The S&P 500 hit another all-time high on Thursday. Stocks rallied and then traded in a narrow range after we got a slew of economic data on housing, employment, and manufacturing that all missed economists’ expectations.
First, the scoreboard:
- Dow: 18,287.14, +1.74, (0.01%)
- S&P 500: 2,130.45, +4.60, (0.22%)
- Nasdaq: 5,089.21 +17.47 (0.34%)
And now, the top stories on Thursday:
- Lumber Liquidators CEO Robert Lynch “unexpectedly” quit, the company announced this morning. Shares collapsed more than 15%. The hardwood flooring retailer said founder/chairman Tom Sullivan would serve as interim CEO while it searches for a replacement. Daniel Terrell, the company’s CFO, will leave on June 1. A March 1 investigation by CBS’ “60 Minutes” alleged that the company’s flooring sourced from China contained toxic levels of formaldehyde. The company is under a federal investigation. Hedge fund manager Whitney Tilson, who was interviewed on the episode and is short the stock, said Lynch wouldn’t have resigned if there wasn’t a formaldehyde problem.
- And now for the data: Existing home sales plunged in April. Sales fell 3.3% month-over-month to an annualized rate of 5.04 million. Economists had expected sales of +0.8% month-on-month to an annualized rate of 5.23 million.
- Initial jobless claims rose slightly to 274,000 last week, missing the expectation for 270,000. This initial claims reading, however, pushed the 4-week moving average of claims to another 15-year low.
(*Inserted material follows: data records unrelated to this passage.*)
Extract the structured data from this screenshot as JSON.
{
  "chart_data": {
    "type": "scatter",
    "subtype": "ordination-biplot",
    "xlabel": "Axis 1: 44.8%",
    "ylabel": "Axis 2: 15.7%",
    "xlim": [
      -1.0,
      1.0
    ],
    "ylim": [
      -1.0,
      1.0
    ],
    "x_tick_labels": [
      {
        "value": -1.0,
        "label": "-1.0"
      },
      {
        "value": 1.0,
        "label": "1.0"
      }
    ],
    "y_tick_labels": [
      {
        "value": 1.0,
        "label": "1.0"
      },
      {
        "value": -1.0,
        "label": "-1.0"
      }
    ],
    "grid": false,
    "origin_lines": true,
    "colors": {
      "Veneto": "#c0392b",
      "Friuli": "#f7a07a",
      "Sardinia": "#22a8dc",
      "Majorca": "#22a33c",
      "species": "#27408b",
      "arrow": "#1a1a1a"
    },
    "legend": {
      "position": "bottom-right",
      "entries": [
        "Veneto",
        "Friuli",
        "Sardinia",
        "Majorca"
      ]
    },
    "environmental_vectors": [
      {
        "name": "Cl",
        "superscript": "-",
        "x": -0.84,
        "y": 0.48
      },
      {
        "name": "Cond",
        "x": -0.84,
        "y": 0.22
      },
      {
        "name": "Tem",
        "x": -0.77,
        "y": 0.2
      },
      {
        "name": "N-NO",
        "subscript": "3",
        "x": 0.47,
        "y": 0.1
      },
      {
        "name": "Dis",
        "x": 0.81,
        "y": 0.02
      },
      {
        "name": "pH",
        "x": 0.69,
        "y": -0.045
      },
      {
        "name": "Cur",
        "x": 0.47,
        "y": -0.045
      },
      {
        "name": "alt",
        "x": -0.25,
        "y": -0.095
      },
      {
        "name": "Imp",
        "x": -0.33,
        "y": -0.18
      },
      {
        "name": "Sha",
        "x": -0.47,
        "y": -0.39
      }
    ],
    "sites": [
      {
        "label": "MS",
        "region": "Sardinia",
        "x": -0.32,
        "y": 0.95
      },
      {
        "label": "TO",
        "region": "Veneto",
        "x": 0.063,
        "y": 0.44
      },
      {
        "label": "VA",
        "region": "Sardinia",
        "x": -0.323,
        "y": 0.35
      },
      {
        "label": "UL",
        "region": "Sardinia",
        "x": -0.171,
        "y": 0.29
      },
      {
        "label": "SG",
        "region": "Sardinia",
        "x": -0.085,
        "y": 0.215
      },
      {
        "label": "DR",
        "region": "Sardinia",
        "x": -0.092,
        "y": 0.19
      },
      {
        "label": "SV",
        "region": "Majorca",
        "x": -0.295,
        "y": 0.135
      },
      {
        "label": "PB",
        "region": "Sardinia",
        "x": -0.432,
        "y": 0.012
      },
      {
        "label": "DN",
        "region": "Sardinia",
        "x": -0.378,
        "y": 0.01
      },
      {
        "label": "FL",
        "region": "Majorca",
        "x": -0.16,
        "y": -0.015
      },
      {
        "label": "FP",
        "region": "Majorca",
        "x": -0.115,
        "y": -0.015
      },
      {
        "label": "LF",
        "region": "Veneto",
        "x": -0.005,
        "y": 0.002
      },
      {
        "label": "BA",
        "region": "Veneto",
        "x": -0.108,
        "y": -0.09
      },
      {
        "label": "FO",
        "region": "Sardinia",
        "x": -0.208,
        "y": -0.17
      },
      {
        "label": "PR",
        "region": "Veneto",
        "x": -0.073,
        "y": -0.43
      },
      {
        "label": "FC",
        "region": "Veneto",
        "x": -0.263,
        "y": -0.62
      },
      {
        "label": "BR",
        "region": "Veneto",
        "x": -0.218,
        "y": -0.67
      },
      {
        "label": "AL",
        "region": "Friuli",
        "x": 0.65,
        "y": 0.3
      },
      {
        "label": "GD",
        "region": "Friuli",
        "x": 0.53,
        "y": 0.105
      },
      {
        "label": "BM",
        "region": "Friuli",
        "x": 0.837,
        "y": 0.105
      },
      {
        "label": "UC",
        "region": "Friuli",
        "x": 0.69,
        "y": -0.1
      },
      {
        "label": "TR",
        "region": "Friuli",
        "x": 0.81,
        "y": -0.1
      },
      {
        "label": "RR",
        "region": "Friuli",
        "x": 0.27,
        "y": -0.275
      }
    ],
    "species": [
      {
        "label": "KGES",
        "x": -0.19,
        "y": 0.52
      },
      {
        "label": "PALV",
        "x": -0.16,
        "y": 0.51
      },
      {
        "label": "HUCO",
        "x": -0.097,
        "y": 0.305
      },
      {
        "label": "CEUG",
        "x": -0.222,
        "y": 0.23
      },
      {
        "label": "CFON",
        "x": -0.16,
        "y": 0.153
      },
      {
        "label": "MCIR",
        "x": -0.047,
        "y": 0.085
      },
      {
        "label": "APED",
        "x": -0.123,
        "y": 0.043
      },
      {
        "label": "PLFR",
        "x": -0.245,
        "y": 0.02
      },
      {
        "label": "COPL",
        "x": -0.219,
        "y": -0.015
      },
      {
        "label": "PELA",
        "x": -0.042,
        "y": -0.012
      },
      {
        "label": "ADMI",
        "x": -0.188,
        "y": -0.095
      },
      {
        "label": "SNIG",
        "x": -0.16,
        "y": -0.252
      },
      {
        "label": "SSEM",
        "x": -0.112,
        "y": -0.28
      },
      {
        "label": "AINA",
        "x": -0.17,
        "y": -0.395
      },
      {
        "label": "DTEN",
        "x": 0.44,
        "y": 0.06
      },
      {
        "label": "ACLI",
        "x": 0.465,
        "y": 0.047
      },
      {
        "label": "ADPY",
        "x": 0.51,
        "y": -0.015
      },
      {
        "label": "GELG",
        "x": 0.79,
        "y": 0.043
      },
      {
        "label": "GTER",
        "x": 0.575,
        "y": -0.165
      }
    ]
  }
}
In a note to clients, economists at BNP Paribas said, “Despite a string of disappointing activity data, we continue to get signs that the labour market remains resilient.”
- The latest preliminary reading on manufacturing activity from Markit Economics showed activity slowed in May, with the latest PMI coming in at 53.8. Expectations were for the reading to come in at 54.5, up from 54.1 the prior month. “Manufacturers reported their weakest growth since the start of 2014 in May, with the survey results adding to fears that the strong dollar is weighing on the US economy and hitting corporate earnings,” wrote Chris Williamson, chief economist at Markit Economics.
- And lastly in data, the latest reading on manufacturing activity from the Philadelphia Federal Reserve fell to 6.7 in May from 7.5 in April. Expectations were for a reading of 8. From the release: “Employment increased at the reporting firms, but the employment index moderated compared with April. And, Barclays economists wrote in a client note: “On balance, we see the May Philly Fed index as consistent with last week’s Empire State survey, which together suggest a tepid pace of expansion for Northeast manufacturing in Q2.”
- West Texas Intermediate crude oil jumped 3%, back above $US60 per barrel. Data released by the Energy Information Administration showed that crude inventories fell by 2.7 million barrels last week: The third straight period of declines. Brent crude, the international benchmark, rose 2%. Earlier this week, we highlighted comments from Morgan Stanley noting that following the oil crash, drillers are prioritising profitability over their output of barrels.
- Best Buy shares rallied by up to 4% after reporting a beat on earnings and revenues in the first quarter. The consumer electronics company reported earnings per share of 37 cents (versus estimates of 29 cents,), and revenues of $US8.56 billion (versus forecasts for $US8.46 billion.) International sales fell 22.1% due to foreign currency movements, and weakness in Canada’s consumer electronics industry.